The experience of a 2nd Generation Mexican-American man living in a small town is very fundamentally different than the one of a working class-white mother living in a metropolitan city, and both are very different from an African American woman working as a professional progressive political consultant in the South. Many of the Chicago Voices project participants were also using whatever platform they have -- whether it's a small local blog or partnerships with larger blogs -- to project the values and the ideas that come directly from their experience. Nezua is a perfect example of someone who is using the Internet and blogs as a platform for elevating the issues of his people, who are being oppressed in the current immigration battle. The way that experience helps different political activists see the world, including the problems but also the solutions, is valuable. Without them, we can't see the full picture of our progressive movement.

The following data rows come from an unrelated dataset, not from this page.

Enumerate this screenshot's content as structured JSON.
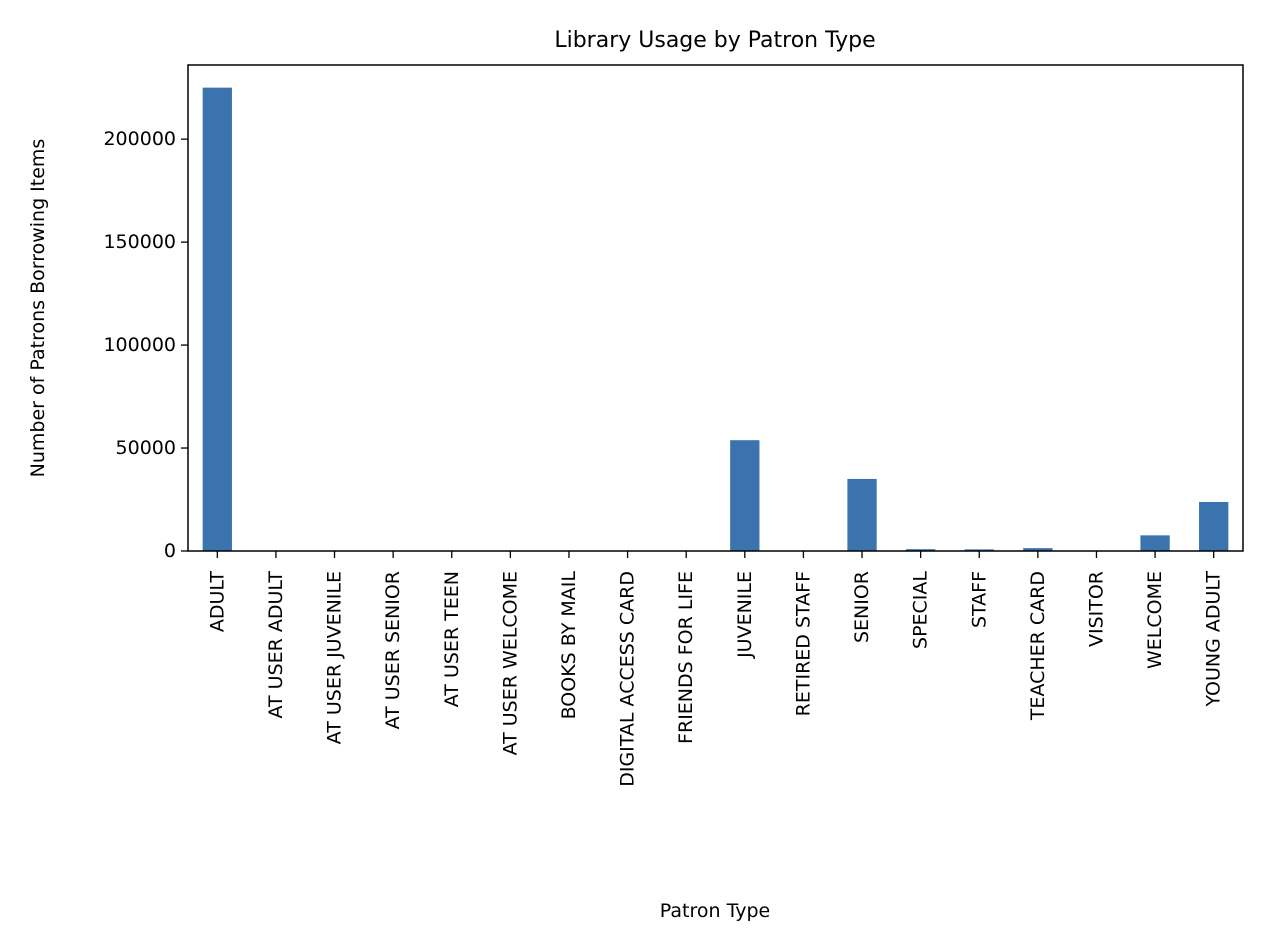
{
  "chart_data": {
    "type": "bar",
    "title": "Library Usage by Patron Type",
    "xlabel": "Patron Type",
    "ylabel": "Number of Patrons Borrowing Items",
    "categories": [
      "ADULT",
      "AT USER ADULT",
      "AT USER JUVENILE",
      "AT USER SENIOR",
      "AT USER TEEN",
      "AT USER WELCOME",
      "BOOKS BY MAIL",
      "DIGITAL ACCESS CARD",
      "FRIENDS FOR LIFE",
      "JUVENILE",
      "RETIRED STAFF",
      "SENIOR",
      "SPECIAL",
      "STAFF",
      "TEACHER CARD",
      "VISITOR",
      "WELCOME",
      "YOUNG ADULT"
    ],
    "values": [
      225000,
      80,
      60,
      70,
      40,
      30,
      90,
      10,
      120,
      53800,
      150,
      35000,
      900,
      800,
      1400,
      50,
      7600,
      23800
    ],
    "ylim": [
      0,
      236000
    ],
    "yticks": [
      0,
      50000,
      100000,
      150000,
      200000
    ],
    "ytick_labels": [
      "0",
      "50000",
      "100000",
      "150000",
      "200000"
    ],
    "colors": {
      "bar": "#3a73ae",
      "axis": "#000000"
    },
    "grid": false,
    "legend": "none"
  }
}
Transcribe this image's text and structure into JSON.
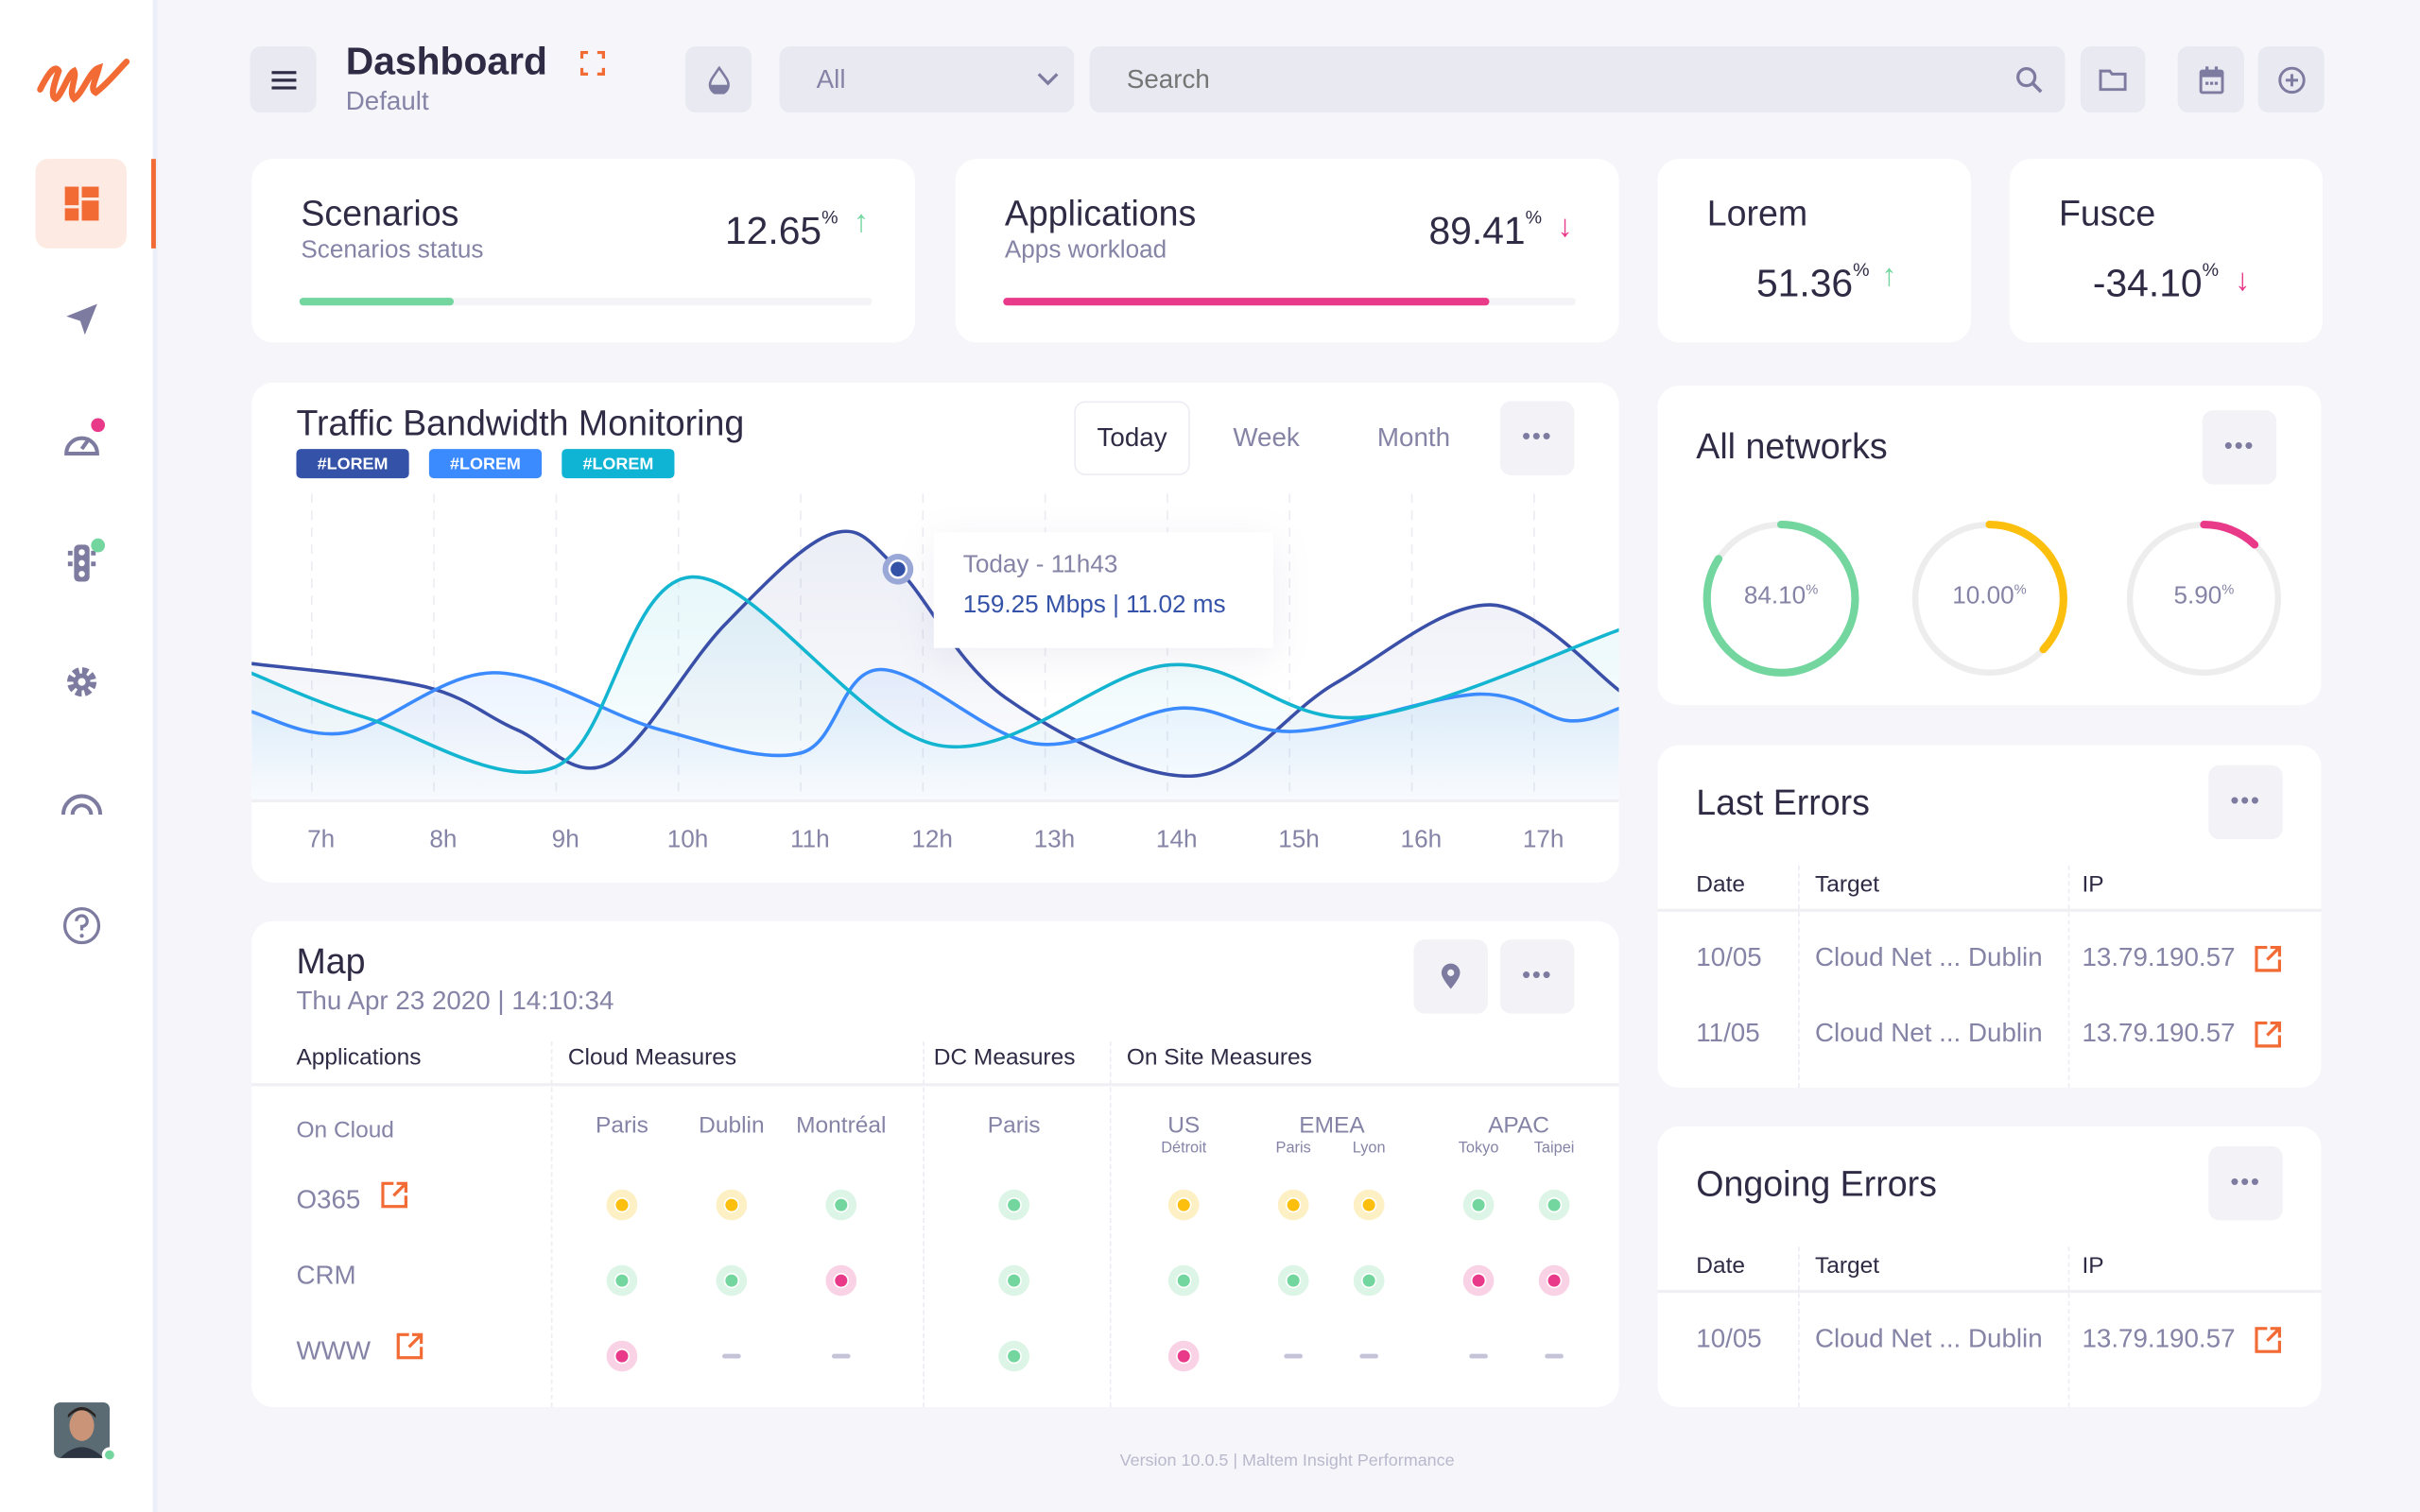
{
  "header": {
    "title": "Dashboard",
    "subtitle": "Default",
    "filter_value": "All",
    "search_placeholder": "Search"
  },
  "colors": {
    "accent": "#f26b35",
    "green": "#72d69e",
    "pink": "#e93a8a",
    "yellow": "#fcbf0d",
    "navy": "#3a4fa8",
    "blue": "#3b8bff",
    "cyan": "#13b5d1"
  },
  "sidebar": {
    "items": [
      {
        "icon": "dashboard-icon",
        "active": true
      },
      {
        "icon": "send-icon"
      },
      {
        "icon": "speedometer-icon",
        "badge": "pink"
      },
      {
        "icon": "traffic-light-icon",
        "badge": "green"
      },
      {
        "icon": "gear-icon"
      },
      {
        "icon": "signal-icon"
      },
      {
        "icon": "help-icon"
      }
    ]
  },
  "kpis": [
    {
      "title": "Scenarios",
      "subtitle": "Scenarios status",
      "value": "12.65",
      "unit": "%",
      "trend": "up",
      "progress": 0.27
    },
    {
      "title": "Applications",
      "subtitle": "Apps workload",
      "value": "89.41",
      "unit": "%",
      "trend": "down",
      "progress": 0.85
    },
    {
      "title": "Lorem",
      "value": "51.36",
      "unit": "%",
      "trend": "up"
    },
    {
      "title": "Fusce",
      "value": "-34.10",
      "unit": "%",
      "trend": "down"
    }
  ],
  "traffic": {
    "title": "Traffic Bandwidth Monitoring",
    "tags": [
      "#LOREM",
      "#LOREM",
      "#LOREM"
    ],
    "periods": [
      "Today",
      "Week",
      "Month"
    ],
    "selected_period": "Today",
    "tooltip": {
      "title": "Today - 11h43",
      "value": "159.25 Mbps | 11.02 ms"
    }
  },
  "chart_data": {
    "type": "line",
    "x_tick_labels": [
      "7h",
      "8h",
      "9h",
      "10h",
      "11h",
      "12h",
      "13h",
      "14h",
      "15h",
      "16h",
      "17h"
    ],
    "grid": "vertical dashed",
    "series": [
      {
        "color": "#3a4fa8",
        "points": [
          [
            6.42,
            46.8
          ],
          [
            7.85,
            38.8
          ],
          [
            8.6,
            24
          ],
          [
            9.35,
            12.2
          ],
          [
            10.3,
            60
          ],
          [
            11.18,
            91.5
          ],
          [
            11.72,
            79.3
          ],
          [
            12.6,
            35
          ],
          [
            14.13,
            8
          ],
          [
            15.3,
            40
          ],
          [
            16.57,
            67
          ],
          [
            17.63,
            37.2
          ]
        ]
      },
      {
        "color": "#3b8bff",
        "points": [
          [
            6.42,
            30.3
          ],
          [
            7.2,
            22.9
          ],
          [
            8.41,
            43.6
          ],
          [
            9.78,
            23.9
          ],
          [
            10.93,
            16
          ],
          [
            11.57,
            44.7
          ],
          [
            12.85,
            19.1
          ],
          [
            14.03,
            31.4
          ],
          [
            14.97,
            23.4
          ],
          [
            16.46,
            36.2
          ],
          [
            17.2,
            27.1
          ],
          [
            17.63,
            31.4
          ]
        ]
      },
      {
        "color": "#13b5d1",
        "points": [
          [
            6.42,
            43.6
          ],
          [
            7.36,
            28.2
          ],
          [
            8.92,
            11.2
          ],
          [
            10.03,
            76.6
          ],
          [
            12.05,
            18.6
          ],
          [
            13.95,
            46.3
          ],
          [
            15.49,
            28.2
          ],
          [
            17.63,
            58.5
          ]
        ]
      }
    ],
    "highlight": {
      "x": 11.72,
      "y": 79.3
    }
  },
  "map": {
    "title": "Map",
    "datetime": "Thu Apr 23 2020 | 14:10:34",
    "groups": [
      "Applications",
      "Cloud Measures",
      "DC Measures",
      "On Site Measures"
    ],
    "section": "On Cloud",
    "columns": [
      {
        "label": "Paris"
      },
      {
        "label": "Dublin"
      },
      {
        "label": "Montréal"
      },
      {
        "label": "Paris"
      },
      {
        "label": "US",
        "sub": [
          "Détroit"
        ]
      },
      {
        "label": "EMEA",
        "sub": [
          "Paris",
          "Lyon"
        ]
      },
      {
        "label": "APAC",
        "sub": [
          "Tokyo",
          "Taipei"
        ]
      }
    ],
    "rows": [
      {
        "name": "O365",
        "link": true,
        "status": [
          "yellow",
          "yellow",
          "green",
          "green",
          "yellow",
          "yellow",
          "yellow",
          "green",
          "green"
        ]
      },
      {
        "name": "CRM",
        "link": false,
        "status": [
          "green",
          "green",
          "pink",
          "green",
          "green",
          "green",
          "green",
          "pink",
          "pink"
        ]
      },
      {
        "name": "WWW",
        "link": true,
        "status": [
          "pink",
          "none",
          "none",
          "green",
          "pink",
          "none",
          "none",
          "none",
          "none"
        ]
      }
    ]
  },
  "networks": {
    "title": "All networks",
    "gauges": [
      {
        "value": "84.10",
        "unit": "%",
        "color": "#72d69e",
        "fill": 0.84
      },
      {
        "value": "10.00",
        "unit": "%",
        "color": "#fcbf0d",
        "fill": 0.37
      },
      {
        "value": "5.90",
        "unit": "%",
        "color": "#e93a8a",
        "fill": 0.12
      }
    ]
  },
  "last_errors": {
    "title": "Last Errors",
    "headers": [
      "Date",
      "Target",
      "IP"
    ],
    "rows": [
      [
        "10/05",
        "Cloud Net ... Dublin",
        "13.79.190.57"
      ],
      [
        "11/05",
        "Cloud Net ... Dublin",
        "13.79.190.57"
      ]
    ]
  },
  "ongoing_errors": {
    "title": "Ongoing Errors",
    "headers": [
      "Date",
      "Target",
      "IP"
    ],
    "rows": [
      [
        "10/05",
        "Cloud Net ... Dublin",
        "13.79.190.57"
      ]
    ]
  },
  "footer": "Version 10.0.5 | Maltem Insight Performance"
}
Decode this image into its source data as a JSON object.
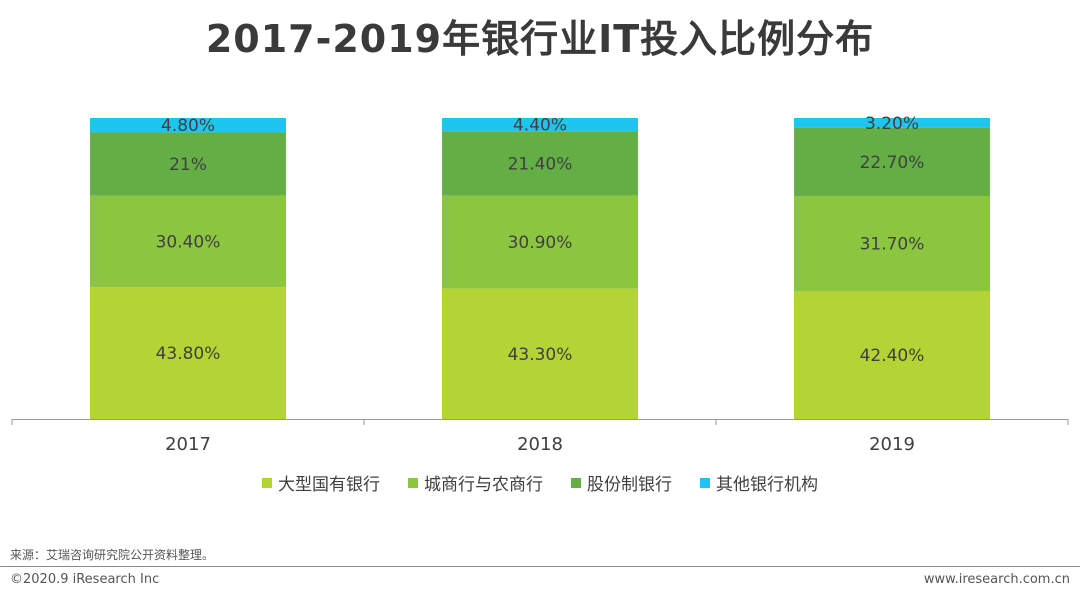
{
  "title": "2017-2019年银行业IT投入比例分布",
  "chart_data": {
    "type": "bar",
    "stacked": true,
    "percent_stacked": true,
    "categories": [
      "2017",
      "2018",
      "2019"
    ],
    "series": [
      {
        "name": "大型国有银行",
        "color": "#b4d334",
        "values": [
          43.8,
          43.3,
          42.4
        ],
        "labels": [
          "43.80%",
          "43.30%",
          "42.40%"
        ]
      },
      {
        "name": "城商行与农商行",
        "color": "#8cc641",
        "values": [
          30.4,
          30.9,
          31.7
        ],
        "labels": [
          "30.40%",
          "30.90%",
          "31.70%"
        ]
      },
      {
        "name": "股份制银行",
        "color": "#64ae46",
        "values": [
          21.0,
          21.4,
          22.7
        ],
        "labels": [
          "21%",
          "21.40%",
          "22.70%"
        ]
      },
      {
        "name": "其他银行机构",
        "color": "#1ec5ef",
        "values": [
          4.8,
          4.4,
          3.2
        ],
        "labels": [
          "4.80%",
          "4.40%",
          "3.20%"
        ]
      }
    ],
    "ylim": [
      0,
      100
    ],
    "grid": false,
    "legend_position": "bottom"
  },
  "footer": {
    "source": "来源：艾瑞咨询研究院公开资料整理。",
    "copyright": "©2020.9 iResearch Inc",
    "website": "www.iresearch.com.cn"
  }
}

And it's not even about them being at the convention, though that was critical. What would have been much better, would have been if more people like them, who come from fundamentally diverse backgrounds and experiences, were actively sought out to be in the leadership grouping that put on YearlyKos. Gina introduced the committee members on Saturday night, and the group didn't look very diverse to me. I am not at all in any way diminishing the contribution these people made, and I am not placing any blame here. I just want to point out that leadership matters. A cross-racial, cross-gender, cross-class, cross-regional coalition planning that event would have made it an event that was more relevant to all of those people, and those people are the winning progressive coalition. The folks who are active on the DailyKos blog do not represent the long-term progressive coalition, because our coalition is not 92% white. That's the Republicans.

I am completely exhausted and must sleep, but I wanted to get this out there, and I want to say that I do have a vision for how I think we can address this issue that we've been grappling with, which I will begin laying out this week. I'm thankful for the opportunity to have gone to the conference, because it took me working really, really hard through those four days (and of course, playing hard, too - thanks Living Liberally), to get there, but I do know where I think things should go. So I want people to know I'm not just talking about problems, I am talking about solutions, as well, and really hoping to open up a good and productive dialogue.